Seth drank the last of his pint and headed back for another. Not because he was thirsty. But because this was turning out to be a day filled with trouble, and one beer simply wouldn’t do.
* * *
It hadn’t taken long to leave Bruncliffe behind, the houses giving way to fields and then to the steep valley sides. He’d followed the road as it turned between the hills, the sun sliding from his back as he entered the darker dale of Thorpdale where, before long, the tarmac ended, a rough track taking its place, making the Royal Enfield judder and bounce beneath him.
He slowed down, not wanting to wreck the bike as he negotiated around the holes pitting the lane, deep enough to cause damage, no attempt having been made to fill them. It was worse than he remembered. Either they’d had a ru
n of hard winters or no one was taking care of it any more.
One look at the land alongside suggested it wasn’t just the track that had been neglected. Fields unkempt, not a sheep to be seen. Gates hanging from broken hinges, the stone walls that criss-crossed the land crumbling in places. It didn’t give the impression of a prosperous farm. But then it hadn’t been doing well when he’d left, foot-and-mouth seeing to that. Even so, he hadn’t expected this.
He eased to a halt, engine idling, and stared up the length of the dale, a small house visible in the distance on a spur of land, two streams running either side.
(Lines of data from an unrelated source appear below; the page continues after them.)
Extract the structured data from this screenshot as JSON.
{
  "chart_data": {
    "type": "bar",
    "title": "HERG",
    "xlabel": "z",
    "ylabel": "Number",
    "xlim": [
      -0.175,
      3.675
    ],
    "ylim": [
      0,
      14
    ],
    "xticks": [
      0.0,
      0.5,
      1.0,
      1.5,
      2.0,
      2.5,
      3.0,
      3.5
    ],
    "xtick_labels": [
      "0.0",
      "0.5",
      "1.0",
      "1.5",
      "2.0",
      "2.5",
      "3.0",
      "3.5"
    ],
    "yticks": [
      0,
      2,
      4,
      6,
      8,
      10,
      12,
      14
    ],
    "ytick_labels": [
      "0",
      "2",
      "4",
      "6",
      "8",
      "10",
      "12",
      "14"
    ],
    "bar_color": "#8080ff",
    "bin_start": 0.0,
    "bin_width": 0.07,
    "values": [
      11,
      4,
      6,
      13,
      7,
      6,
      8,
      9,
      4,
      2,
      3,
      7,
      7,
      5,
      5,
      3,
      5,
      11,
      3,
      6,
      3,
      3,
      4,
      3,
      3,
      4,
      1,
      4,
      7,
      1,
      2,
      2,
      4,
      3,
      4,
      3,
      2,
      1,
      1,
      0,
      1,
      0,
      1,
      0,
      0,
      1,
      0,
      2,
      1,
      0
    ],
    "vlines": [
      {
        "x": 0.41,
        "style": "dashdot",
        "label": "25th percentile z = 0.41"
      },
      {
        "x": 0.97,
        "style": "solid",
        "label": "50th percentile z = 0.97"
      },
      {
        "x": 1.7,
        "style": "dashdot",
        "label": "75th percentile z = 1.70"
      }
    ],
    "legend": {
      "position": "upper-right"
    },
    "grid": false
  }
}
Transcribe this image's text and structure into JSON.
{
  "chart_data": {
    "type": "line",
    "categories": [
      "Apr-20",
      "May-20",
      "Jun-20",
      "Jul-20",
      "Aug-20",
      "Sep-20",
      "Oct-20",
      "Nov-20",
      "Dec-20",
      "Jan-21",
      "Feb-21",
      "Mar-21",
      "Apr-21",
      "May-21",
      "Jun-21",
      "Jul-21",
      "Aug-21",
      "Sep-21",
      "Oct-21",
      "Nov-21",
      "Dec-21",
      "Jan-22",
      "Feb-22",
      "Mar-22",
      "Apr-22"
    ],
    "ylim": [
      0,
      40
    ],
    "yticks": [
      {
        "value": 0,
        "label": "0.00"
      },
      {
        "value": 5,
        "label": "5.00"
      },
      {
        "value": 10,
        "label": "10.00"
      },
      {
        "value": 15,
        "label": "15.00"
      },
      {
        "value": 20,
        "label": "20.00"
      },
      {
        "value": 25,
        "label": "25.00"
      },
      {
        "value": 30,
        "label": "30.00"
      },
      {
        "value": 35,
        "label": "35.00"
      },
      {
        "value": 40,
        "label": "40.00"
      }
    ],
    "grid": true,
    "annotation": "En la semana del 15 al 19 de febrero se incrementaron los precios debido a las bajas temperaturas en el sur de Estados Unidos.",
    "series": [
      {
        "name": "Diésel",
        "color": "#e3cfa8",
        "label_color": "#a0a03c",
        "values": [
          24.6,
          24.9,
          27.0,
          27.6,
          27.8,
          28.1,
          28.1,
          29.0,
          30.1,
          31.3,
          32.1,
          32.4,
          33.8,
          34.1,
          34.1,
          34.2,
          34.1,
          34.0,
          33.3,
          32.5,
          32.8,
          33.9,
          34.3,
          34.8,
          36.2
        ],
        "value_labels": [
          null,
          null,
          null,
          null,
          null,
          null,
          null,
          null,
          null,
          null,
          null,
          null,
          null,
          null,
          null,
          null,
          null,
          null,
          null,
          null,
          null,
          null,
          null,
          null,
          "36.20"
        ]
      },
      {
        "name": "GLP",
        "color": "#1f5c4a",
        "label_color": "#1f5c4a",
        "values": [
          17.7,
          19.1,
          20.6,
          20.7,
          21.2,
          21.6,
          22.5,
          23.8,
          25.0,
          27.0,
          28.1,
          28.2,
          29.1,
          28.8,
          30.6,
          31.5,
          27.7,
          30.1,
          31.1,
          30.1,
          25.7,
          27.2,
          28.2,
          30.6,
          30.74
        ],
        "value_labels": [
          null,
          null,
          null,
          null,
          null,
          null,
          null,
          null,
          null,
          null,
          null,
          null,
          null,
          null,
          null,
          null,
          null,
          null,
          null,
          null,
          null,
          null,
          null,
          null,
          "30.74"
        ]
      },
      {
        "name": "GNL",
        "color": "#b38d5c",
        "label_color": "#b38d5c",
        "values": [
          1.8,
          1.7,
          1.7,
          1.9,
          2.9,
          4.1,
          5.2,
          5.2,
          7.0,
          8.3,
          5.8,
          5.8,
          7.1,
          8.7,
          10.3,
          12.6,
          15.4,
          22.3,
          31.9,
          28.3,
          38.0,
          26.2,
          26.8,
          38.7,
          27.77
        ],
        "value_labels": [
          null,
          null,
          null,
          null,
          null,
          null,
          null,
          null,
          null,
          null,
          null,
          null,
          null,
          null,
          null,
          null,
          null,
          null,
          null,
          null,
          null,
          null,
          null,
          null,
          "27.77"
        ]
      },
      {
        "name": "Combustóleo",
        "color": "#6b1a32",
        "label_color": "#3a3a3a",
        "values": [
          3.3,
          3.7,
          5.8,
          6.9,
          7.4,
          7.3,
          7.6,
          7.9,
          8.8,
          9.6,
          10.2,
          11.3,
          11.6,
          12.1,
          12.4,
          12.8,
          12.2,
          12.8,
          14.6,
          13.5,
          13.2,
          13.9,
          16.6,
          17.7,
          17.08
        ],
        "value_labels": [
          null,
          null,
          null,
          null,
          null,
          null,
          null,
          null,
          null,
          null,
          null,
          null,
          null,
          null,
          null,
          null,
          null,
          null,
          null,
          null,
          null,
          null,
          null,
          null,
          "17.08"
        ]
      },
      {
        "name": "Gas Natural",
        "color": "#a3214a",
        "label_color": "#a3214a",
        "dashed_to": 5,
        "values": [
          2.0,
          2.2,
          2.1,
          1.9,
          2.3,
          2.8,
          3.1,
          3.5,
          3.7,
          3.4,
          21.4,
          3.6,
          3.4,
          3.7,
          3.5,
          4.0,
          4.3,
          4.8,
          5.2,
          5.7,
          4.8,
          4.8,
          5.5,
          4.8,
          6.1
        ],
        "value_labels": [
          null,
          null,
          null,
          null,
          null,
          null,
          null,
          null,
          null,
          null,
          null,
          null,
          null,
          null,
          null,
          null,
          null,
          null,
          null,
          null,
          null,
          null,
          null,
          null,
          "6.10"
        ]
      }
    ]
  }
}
Behind it, the towering mass of the fell looming over it all.
Twistleton Farm.
With a sense of foreboding, he turned the throttle and headed for home.
* * *
Back in Bruncliffe, in an austere room overlooking the marketplace as befitted a man of prudence, Delilah Metcalfe was equally apprehensive.
‘Delilah, dear,’ the man behind the desk said, twisting his computer screen to face her. ‘The figures don’t lie. You’re badly overdrawn, you’re trying to handle two mortgages, and the money simply isn’t coming in. As your bank manager, and a friend of your father’s, I’m deeply concerned. Something is going to have to give.’
‘You don’t seem to understand,’ she said, trying to bridle her frustration as she pushed her carefully prepared documents across the desk towards him. ‘It’s an internet start-up. Of course it’s not going to make money straight away. But these figures prove it’s growing.’
‘All they prove is that there are a lot of lonely people in the Dales,’ he said with a sigh. ‘However, I’m not convinced that providing a dating agency for them is a viable way to make a living. Or run a business. So far you don’t seem to be reassuring me.’ He tapped the papers in front of him. ‘The Dales Dating Agency is entering its third year and you’ve yet to make a profit. In fact, it’s swallowing what little money you manage to eke out of the website design business. If you keep going at this rate, neither enterprise will survive. Nor, young lady, will your house.’